Arriving & Studying in the U.S. - Immigration Related Information

U.S. immigration law governs the entry of all visitors to the United States, including students and exchange visitors. It details what they are authorized to do during their stay in the country. The Department of Homeland Security (DHS) is the agency responsible for ensuring that these visitors comply with U.S. law and regulations. When you arrive in the United States, you, too, will come under the authority of the Department of Homeland Security, and one of the three units within DHS responsible for non-U.S. citizens: the Bureau of Customs and Border Protection; the Bureau of Immigration and Customs Enforcement; and the U.S. Citizenship and Immigration Services Bureau.


On your plane to the U.S. or when you arrive in the U.S., you will receive a Form I-94 (Arrival-Departure Record). Please safeguard this form; it contains the official record of your stay in the United States. For more information about arriving in the U.S., see, "Arriving at a U.S. Port of Entry --- What a Student can Expect," or, "Arriving at a U.S. Port of Entry --- What an Exchange Visitor can Expect," on the U.S. Customs and Border Protection (CBP) website.


To obtain answers to questions you may have regarding your stay in the United States (for example, travel outside the United States, employment, and much more) visit the U.S. Citizenship and Immigration Services (USCIS) website. After you arrive in the U.S., you may wish to direct your questions to the office at your educational institution that is responsible for services to international students. This office should be able to provide you with the answer(s) you need or refer you to a person or office that can.


What to Do When You Arrive at the College or University in the U.S.

Once you arrive on campus, you should report immediately to the office that is responsible for assisting international students and scholars. It may be called the Office of International Services, the Office of International Education, the International Programs Office, or some other similar name.
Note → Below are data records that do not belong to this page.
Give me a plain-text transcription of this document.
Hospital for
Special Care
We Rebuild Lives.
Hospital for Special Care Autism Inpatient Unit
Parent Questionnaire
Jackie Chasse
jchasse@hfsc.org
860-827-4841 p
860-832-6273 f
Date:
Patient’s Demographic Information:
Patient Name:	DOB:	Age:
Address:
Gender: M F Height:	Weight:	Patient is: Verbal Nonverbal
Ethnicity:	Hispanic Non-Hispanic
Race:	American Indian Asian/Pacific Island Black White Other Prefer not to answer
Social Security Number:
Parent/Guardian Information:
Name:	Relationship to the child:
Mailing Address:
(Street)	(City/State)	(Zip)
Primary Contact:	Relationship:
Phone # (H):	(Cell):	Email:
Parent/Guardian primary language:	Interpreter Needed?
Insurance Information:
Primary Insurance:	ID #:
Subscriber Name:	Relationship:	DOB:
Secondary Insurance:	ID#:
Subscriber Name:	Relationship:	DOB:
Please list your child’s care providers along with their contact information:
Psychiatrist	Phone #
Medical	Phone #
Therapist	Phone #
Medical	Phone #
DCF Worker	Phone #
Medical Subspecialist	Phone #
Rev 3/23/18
Whatever the name, however, that office can help you with any questions or concerns you may have about immigration rules and regulations. Moreover, that office must report your arrival within the SEVIS system. If this report is not submitted, you may be considered to be in violation of your status in the United States, so be sure to make the international student office one of your first stops on campus.

We hope that this information has been helpful to you, and we wish you good luck as you prepare your plan to study in the United States.